🤖 AI Summary
This work addresses the limitations of general-purpose large language and multimodal models in e-commerce scenarios, where performance is hindered by insufficient domain knowledge, poor understanding of long-tail products, challenges in processing heterogeneous visual inputs, and inadequate support for multi-role interactions. To bridge this gap, the authors introduce the first unified multimodal e-commerce benchmark encompassing platforms, merchants, and consumers, structured around six core capability dimensions and 29 distinct tasks. The benchmark supports text–image multimodal inputs and both single- and multi-turn dialogues, leveraging real-world bilingual (Chinese–English) data annotated with a four-tier difficulty scale (P0–P3) and a visual key-evidence prioritization mechanism. This framework enables, for the first time, end-to-end evaluation across multiple roles, tasks, and modalities. Evaluations on 20 mainstream models reveal only moderate overall performance and narrowing performance gaps, underscoring these models’ heavy reliance on specialized e-commerce domain knowledge.
📝 Abstract
LLMs and MLLMs have become indispensable tools across a wide range of applications. E-commerce, however, poses distinctive challenges -- including intricate domain knowledge, long-tail product evidence, heterogeneous visual data, and the interplay among multiple stakeholder roles -- that diverge substantially from the general world knowledge these models are primarily trained on, often causing a notable gap between their open-domain and e-commerce performance. To systematically quantify this gap, we introduce OxyEcomBench, a unified multimodal benchmark comprising approximately 6,300 high-quality instances for real-world bilingual Chinese--English e-commerce. Although several e-commerce benchmarks have been proposed, they typically adopt a single stakeholder perspective, target a narrow set of tasks, or address isolated challenges, making it difficult to holistically assess models' understanding of the full e-commerce pipeline. OxyEcomBench addresses these limitations by jointly covering platform operators, merchants, and customers across 6 capability aspects and 29 tasks, supporting text-only and mixed-modality inputs with single-image, multi-image, single-turn, and multi-turn configurations.
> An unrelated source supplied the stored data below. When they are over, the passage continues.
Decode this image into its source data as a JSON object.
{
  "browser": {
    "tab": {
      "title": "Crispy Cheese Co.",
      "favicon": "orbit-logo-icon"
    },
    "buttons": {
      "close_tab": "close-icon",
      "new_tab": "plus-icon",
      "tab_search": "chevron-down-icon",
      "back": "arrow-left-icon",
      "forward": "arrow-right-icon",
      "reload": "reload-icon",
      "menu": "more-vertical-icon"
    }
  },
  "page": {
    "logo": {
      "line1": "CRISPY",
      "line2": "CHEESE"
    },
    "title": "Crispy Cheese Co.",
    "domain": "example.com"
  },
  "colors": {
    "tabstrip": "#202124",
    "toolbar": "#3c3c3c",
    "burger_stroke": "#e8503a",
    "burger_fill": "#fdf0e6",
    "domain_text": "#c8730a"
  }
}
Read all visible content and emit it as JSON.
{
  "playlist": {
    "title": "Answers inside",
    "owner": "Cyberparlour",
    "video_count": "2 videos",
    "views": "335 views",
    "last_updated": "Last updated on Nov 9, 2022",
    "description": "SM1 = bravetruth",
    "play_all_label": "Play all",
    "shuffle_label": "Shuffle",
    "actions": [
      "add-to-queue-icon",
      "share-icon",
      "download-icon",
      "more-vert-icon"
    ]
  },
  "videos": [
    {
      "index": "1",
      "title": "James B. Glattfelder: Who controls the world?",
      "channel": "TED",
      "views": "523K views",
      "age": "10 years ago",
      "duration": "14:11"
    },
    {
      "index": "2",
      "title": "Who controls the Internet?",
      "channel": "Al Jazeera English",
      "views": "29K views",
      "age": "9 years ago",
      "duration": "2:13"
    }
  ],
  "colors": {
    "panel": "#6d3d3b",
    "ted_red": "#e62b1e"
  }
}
All data is sourced from authentic e-commerce platforms and verified by domain experts. The benchmark further adopts a difficulty-aware design with a four-level P0--P3 rubric applied to all 29 tasks whose difficulty admits stable expert consensus, and rigorously prioritizes visually salient multimodal cases in which key evidence resides in images rather than text alone. Evaluations on 20 mainstream LLMs and MLLMs show that even the leading models attain modest performance and that performance gaps narrow on OxyEcomBench, suggesting that insufficient e-commerce-specific knowledge infusion mutes the advantages of advanced general-purpose models in this domain.